The Mishnah, written around 200 CE by Jewish scholars, preserved some of the teachings of the Pharisees and the Jews of Jesus’ day. It contains an entire section on oath-making. According to it, “Even a vow made by one who wants to compel his friend to eat with him by making a vow, and says beforehand, ‘All vows that I will make in the future – they are nullified,’ this statement is effective and his future vow is null, as long as he remembers the statement at the time he vows.” This is only one of many examples.
Into this culture, Jesus said, “Again, you have heard that it has been said to the people of old, ‘Do not break your oaths, but keep your oaths to the Lord.’ But I say to you, do not make an oath, by any means.” There are no levels of binding and non-binding oaths in the Kingdom of Heaven. A simple yes or no is all that is necessary. (Matthew 5:33-17)

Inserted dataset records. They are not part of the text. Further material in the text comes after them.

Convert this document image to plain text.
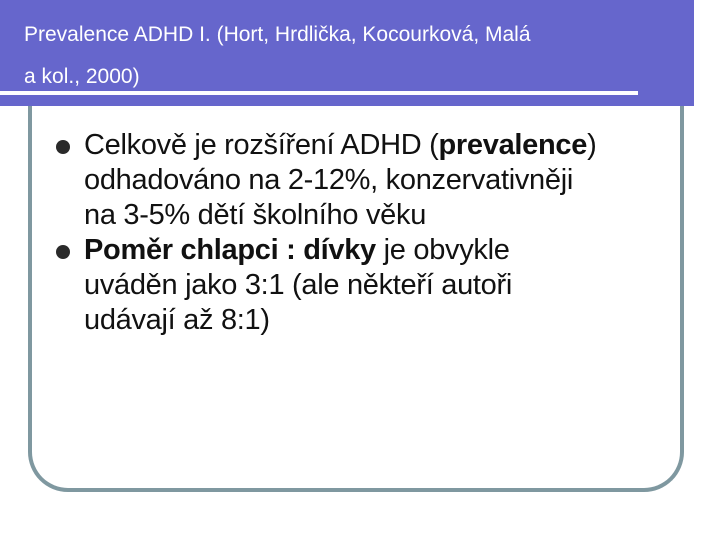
Prevalence ADHD I. (Hort, Hrdlička, Kocourková, Malá
a kol., 2000)
Celkově je rozšíření ADHD (prevalence)
odhadováno na 2-12%, konzervativněji
na 3-5% dětí školního věku
Poměr chlapci : dívky je obvykle
uváděn jako 3:1 (ale někteří autoři
udávají až 8:1)
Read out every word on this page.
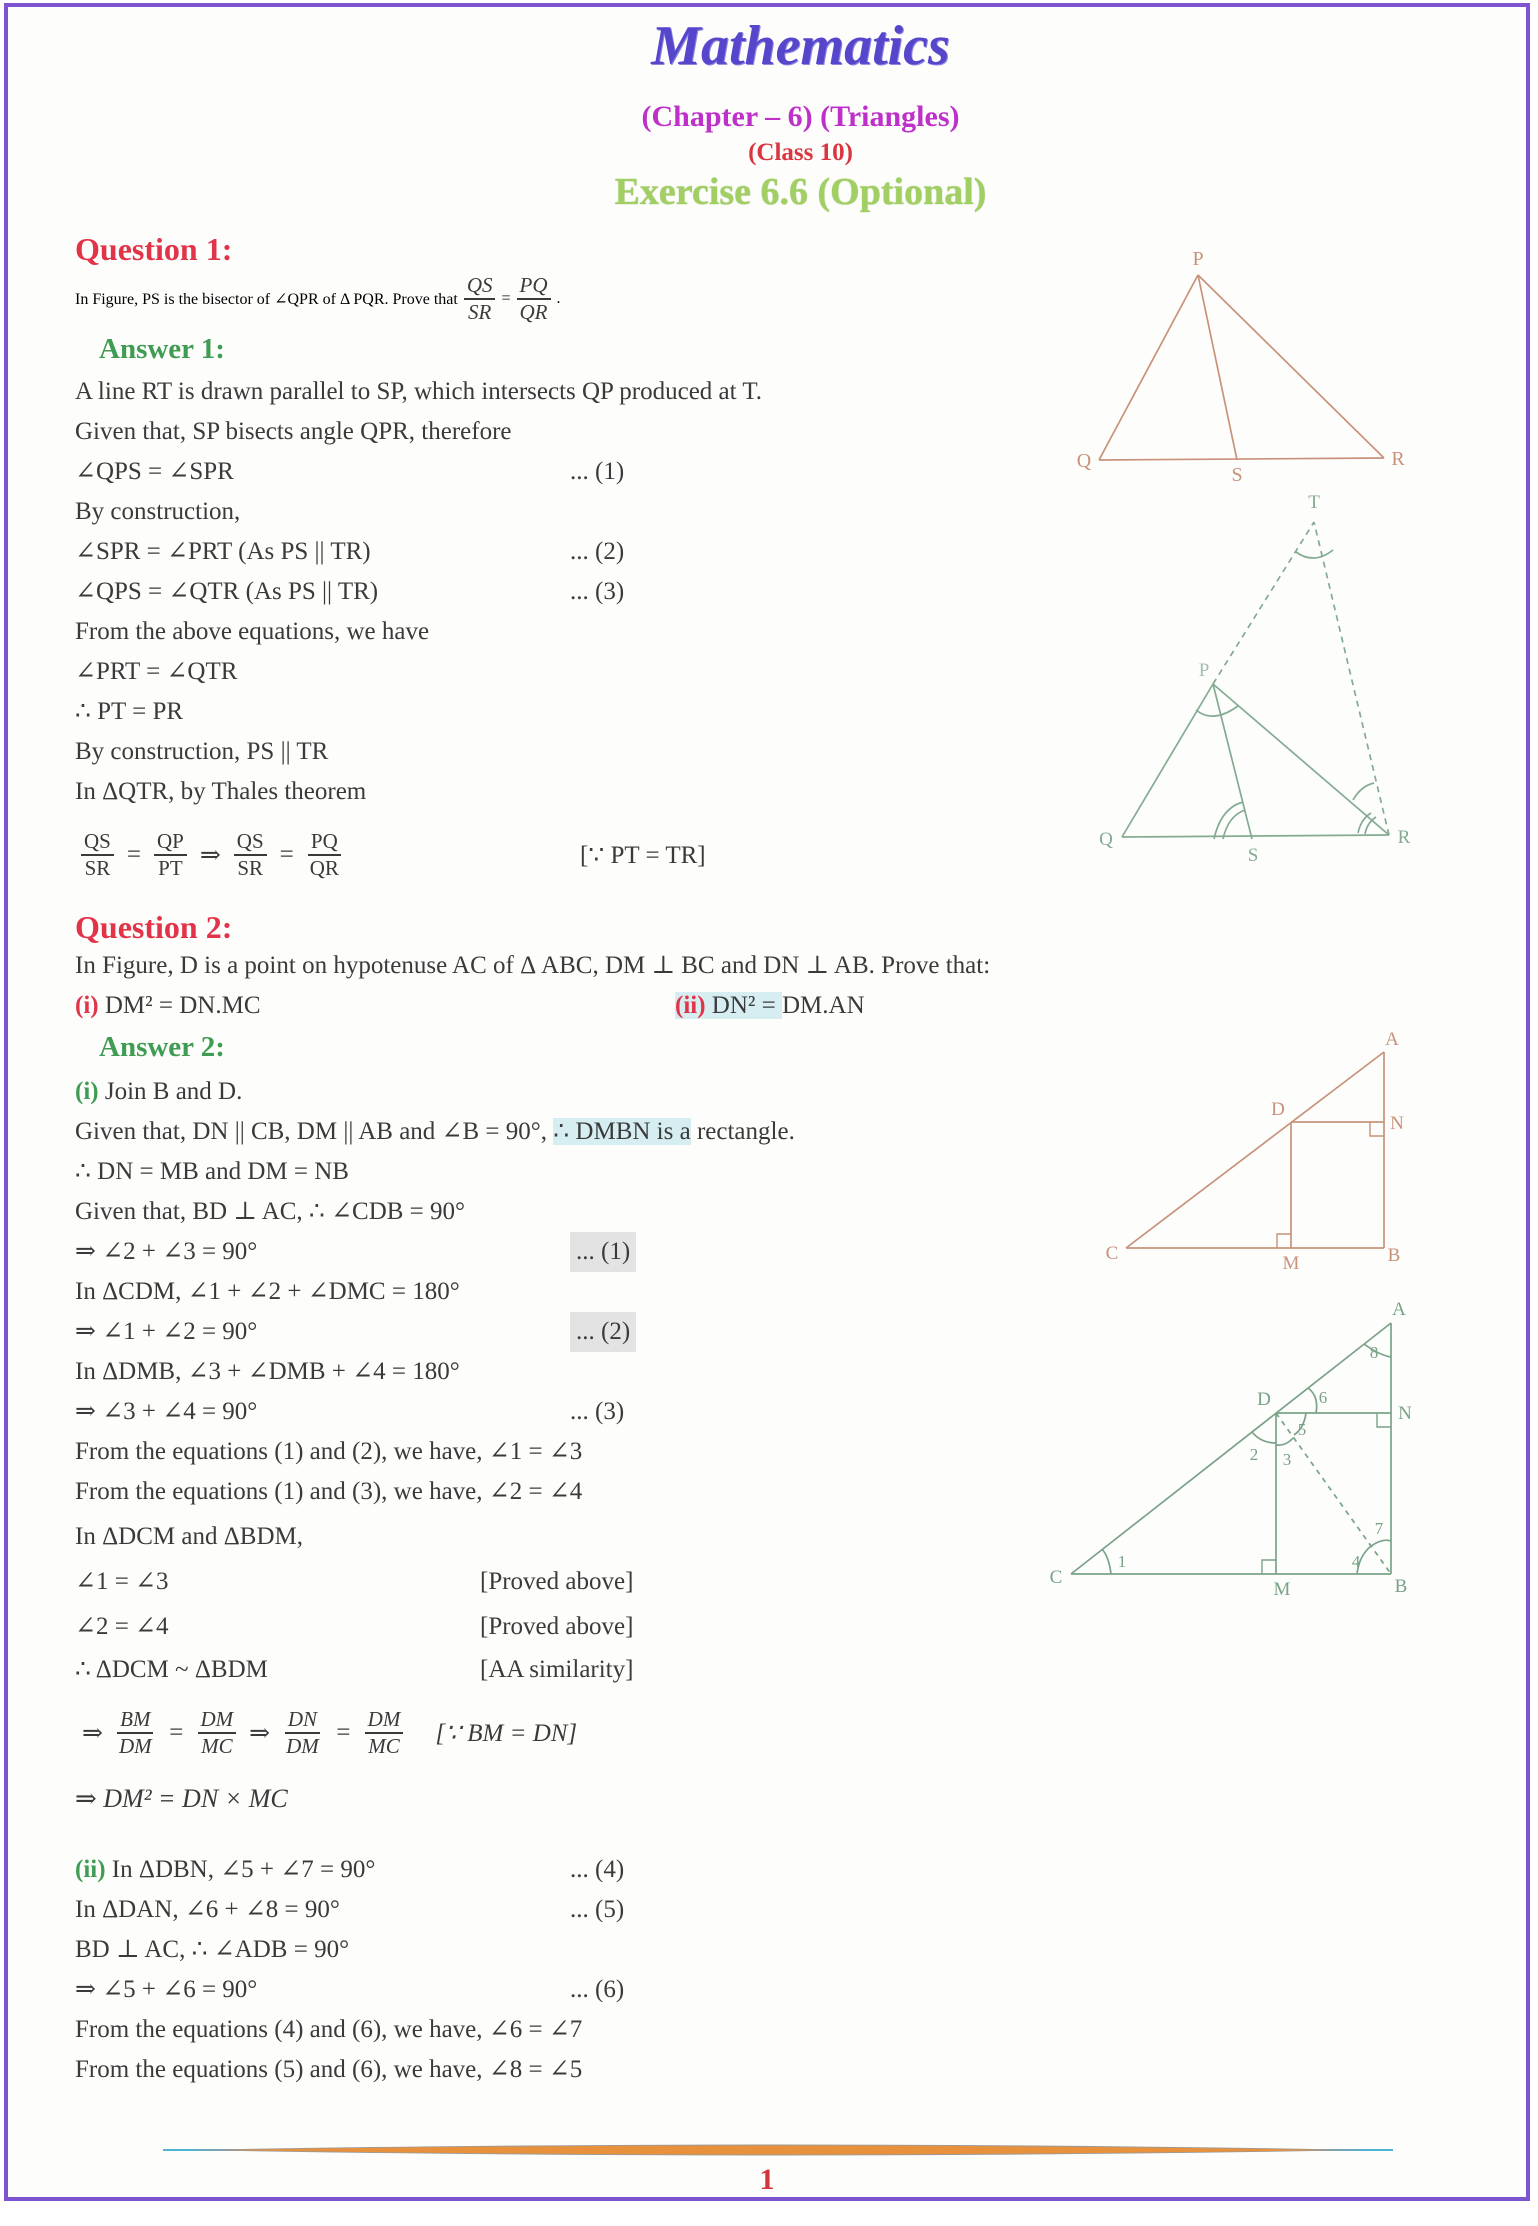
Mathematics
(Chapter – 6) (Triangles)
(Class 10)
Exercise 6.6 (Optional)
Question 1:
In Figure, PS is the bisector of ∠QPR of Δ PQR. Prove that $\frac{QS}{SR} = \frac{PQ}{QR}$ .
Answer 1:
A line RT is drawn parallel to SP, which intersects QP produced at T.
Given that, SP bisects angle QPR, therefore
∠QPS = ∠SPR	... (1)
By construction,
∠SPR = ∠PRT (As PS || TR)	... (2)
∠QPS = ∠QTR (As PS || TR)	... (3)
From the above equations, we have
∠PRT = ∠QTR
∴ PT = PR
By construction, PS || TR
In ΔQTR, by Thales theorem
$\frac{QS}{SR} = \frac{QP}{PT}$ ⇒ $\frac{QS}{SR} = \frac{PQ}{QR}$	[∵ PT = TR]
Question 2:
In Figure, D is a point on hypotenuse AC of Δ ABC, DM ⊥ BC and DN ⊥ AB. Prove that:
(i) DM² = DN.MC	(ii) DN² = DM.AN
Answer 2:
(i) Join B and D.
Given that, DN || CB, DM || AB and ∠B = 90°, ∴ DMBN is a rectangle.
∴ DN = MB and DM = NB
Given that, BD ⊥ AC, ∴ ∠CDB = 90°
⇒ ∠2 + ∠3 = 90°	... (1)
In ΔCDM, ∠1 + ∠2 + ∠DMC = 180°
⇒ ∠1 + ∠2 = 90°	... (2)
In ΔDMB, ∠3 + ∠DMB + ∠4 = 180°
⇒ ∠3 + ∠4 = 90°	... (3)
From the equations (1) and (2), we have, ∠1 = ∠3
From the equations (1) and (3), we have, ∠2 = ∠4
In ΔDCM and ΔBDM,
∠1 = ∠3	[Proved above]
∠2 = ∠4	[Proved above]
∴ ΔDCM ~ ΔBDM	[AA similarity]
⇒ $\frac{BM}{DM} = \frac{DM}{MC}$ ⇒ $\frac{DN}{DM} = \frac{DM}{MC}$ [∵ BM = DN]
⇒ DM² = DN × MC
(ii) In ΔDBN, ∠5 + ∠7 = 90°	... (4)
In ΔDAN, ∠6 + ∠8 = 90°	... (5)
BD ⊥ AC, ∴ ∠ADB = 90°
⇒ ∠5 + ∠6 = 90°	... (6)
From the equations (4) and (6), we have, ∠6 = ∠7
From the equations (5) and (6), we have, ∠8 = ∠5
P
Q
S
R
T
P
Q
S
R
A
D
N
C	M	B
A
D
N
C
M	B
1
2 3
4
5
6
7
8
1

We may think this seemingly ridiculous system of truth telling was nothing but the construction of an earlier, less educated culture. Yet, even in our day, we have culturally constructed areas where “truth-stretching” is permissible or even encouraged. Per Careerbuilder.com, over half of human resource hiring managers have flagged a lie on a resume. Has our culture come to expect that responsibilities or skills will be “enhanced” when someone applies for a job? How about our last presidential election – the biggest job interview in the land? One columnist commented that we expect our politicians to lie. There are numerous situations in our culture where an integral version of the truth is not expected: Facebook, taxes, and in countless areas of seeming politeness – such as, “we’ll have to do lunch some time,” when we really don’t mean it.
Oxford Dictionaries selected “post-truth” as the word of 2016. Post-truth means, “relating to or denoting circumstances in which objective facts are less influential in shaping public opinion than appeals to emotion and personal belief.” Our culture deemphasizes the importance of truthfulness. The solace of a dependable word is far more important than the self-gratifying deception. Christians demonstrate their Kingdom citizenship by being people of dependable words. How can you better be a dependable-word person?